Baroque in Beacon

02/01/2026 3 min Episodio 58
Baroque in Beacon

Listen "Baroque in Beacon"

Episode Synopsis


Theorbo and lute performer will discuss craft
Richard Kolb has never met anyone in Beacon who owns a theorbo. Ditto for a 10-string Baroque guitar, but there could be a few lute owners, he says.
Kolb also plays standard classical guitar, which he studied in college, but figured that the exotic instruments were more marketable as entrees into Renaissance and Baroque performance and scholarship. He will perform with and discuss the instruments on Sunday (Jan. 4) at the Lucky Dog club inside Beacon Music Factory, 333 Fishkill Ave.
The musician's email address includes the birthdate of Francesco da Milano (1487), a favorite composer and lute picker, so it's slightly jarring to see Buddy Holly and Ella Fitzgerald CDs in his home studio.
As an educator and freelance musician, he says he's "eked out a living" teaching, playing with Baroque orchestras and serving as scholar-in-residence at the New York Continuo Collective.
The Frankenstein-like theorbo is an integral part of the Baroque repertoire because they typically have 14 strings and offer a wide tonal range, especially in the low end. It is also "ideal for accompanying vocals," says Kolb, who is 5-foot-11 and stands about 6 inches shorter than the instrument.
Lutes, which resemble elaborate gourds, look like they're bent out of shape because, unlike a six-string guitar, the headstock at the end of the fretboard is tilted at what looks like a 90-degree angle. The design tightens the tension from the string's end to the tuning peg.

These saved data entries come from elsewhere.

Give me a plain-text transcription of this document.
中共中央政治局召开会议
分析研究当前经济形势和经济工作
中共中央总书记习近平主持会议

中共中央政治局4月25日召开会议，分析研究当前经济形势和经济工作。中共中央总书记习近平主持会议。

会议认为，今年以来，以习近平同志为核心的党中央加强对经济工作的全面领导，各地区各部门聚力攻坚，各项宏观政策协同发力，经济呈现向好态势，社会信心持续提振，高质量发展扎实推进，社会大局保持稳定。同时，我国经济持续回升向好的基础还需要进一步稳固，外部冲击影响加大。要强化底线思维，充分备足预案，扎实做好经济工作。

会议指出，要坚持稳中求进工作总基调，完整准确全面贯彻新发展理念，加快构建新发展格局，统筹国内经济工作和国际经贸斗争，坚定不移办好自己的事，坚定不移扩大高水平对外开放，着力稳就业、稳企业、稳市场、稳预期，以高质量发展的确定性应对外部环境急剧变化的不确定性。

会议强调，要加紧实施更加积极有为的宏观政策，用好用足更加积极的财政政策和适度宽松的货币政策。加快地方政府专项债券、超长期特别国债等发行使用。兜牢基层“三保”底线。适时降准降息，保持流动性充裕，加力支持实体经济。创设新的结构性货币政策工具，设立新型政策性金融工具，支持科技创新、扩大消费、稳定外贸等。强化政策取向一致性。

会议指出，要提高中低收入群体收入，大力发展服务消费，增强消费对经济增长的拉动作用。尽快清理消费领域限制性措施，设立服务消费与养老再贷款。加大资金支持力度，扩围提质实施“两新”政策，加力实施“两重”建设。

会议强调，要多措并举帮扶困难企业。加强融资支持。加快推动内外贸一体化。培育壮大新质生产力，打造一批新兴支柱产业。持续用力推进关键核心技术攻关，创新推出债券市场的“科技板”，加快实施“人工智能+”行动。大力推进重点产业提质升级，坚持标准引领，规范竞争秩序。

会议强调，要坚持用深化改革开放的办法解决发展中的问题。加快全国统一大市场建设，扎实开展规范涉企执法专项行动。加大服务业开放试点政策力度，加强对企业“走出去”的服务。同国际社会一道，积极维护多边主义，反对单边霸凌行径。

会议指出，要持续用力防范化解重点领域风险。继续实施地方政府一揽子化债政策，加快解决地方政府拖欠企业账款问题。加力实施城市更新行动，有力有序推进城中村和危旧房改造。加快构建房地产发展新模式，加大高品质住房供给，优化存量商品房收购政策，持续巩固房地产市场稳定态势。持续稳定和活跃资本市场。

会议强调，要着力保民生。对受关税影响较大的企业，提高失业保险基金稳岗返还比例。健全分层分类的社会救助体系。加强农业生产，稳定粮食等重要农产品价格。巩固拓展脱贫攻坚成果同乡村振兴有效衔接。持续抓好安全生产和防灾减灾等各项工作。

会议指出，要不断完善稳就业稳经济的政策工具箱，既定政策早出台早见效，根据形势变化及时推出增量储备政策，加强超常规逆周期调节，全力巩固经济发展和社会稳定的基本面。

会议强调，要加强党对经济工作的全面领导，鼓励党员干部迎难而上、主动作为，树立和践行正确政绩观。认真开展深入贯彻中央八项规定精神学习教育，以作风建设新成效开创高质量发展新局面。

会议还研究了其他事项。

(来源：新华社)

Most acoustic guitars include a circle cut into the soundboard beneath the strings to amplify the volume; the holes on Kolb's instruments have intricate carvings, called "roses," that stand on their own as works of art.
Antique instruments are too brittle to play, says Kolb, so every lute, theorbo or Baroque guitar is a reproduction. His were made in Montreal.
Though tuned differently, the Baroque guitar is more of a forerunner to the six-string than the lute, he says. "There's a substantial repertoire for the Baroque guitar," says Kolb, who has done yeoman's work editing, transcribing and publishing the complete works of two Italian composers, Barbara Strozzi (1619-1677) and Francesca Caccini (1587-1640).
"There were a lot of excellent female musicians back then, but their legacy got lost in part because it was considered to be socially improper," he says. "They started coming to light in the 1990s."
It took Kolb 10 years to publish an eight-volume set covering Strozzi's compositions, "who was famous in her own time," he says. Supported by soprano Elissa Edwards, he recorded two albums of material culled from the collection, playing theorbo and archlute.
In addition, Kolb researched and modernized antique sheet music of Caccini's work, a process that took four years. He plans to record selections.
In his home near Memorial Park, Kolb protects his prized instruments with a humidifier. But he also owns less-fragile guitars, such as a solid-body electric Telecaster, like the one used by Buddy Holly, and a jazz-style archtop, perfect for accompanying an Ella Fitzgerald combo.
However, they have never beckoned to him like the instruments used four centuries ago in Europe. "I wish I could play jazz," he says. "But I got focused on this other, narrow world."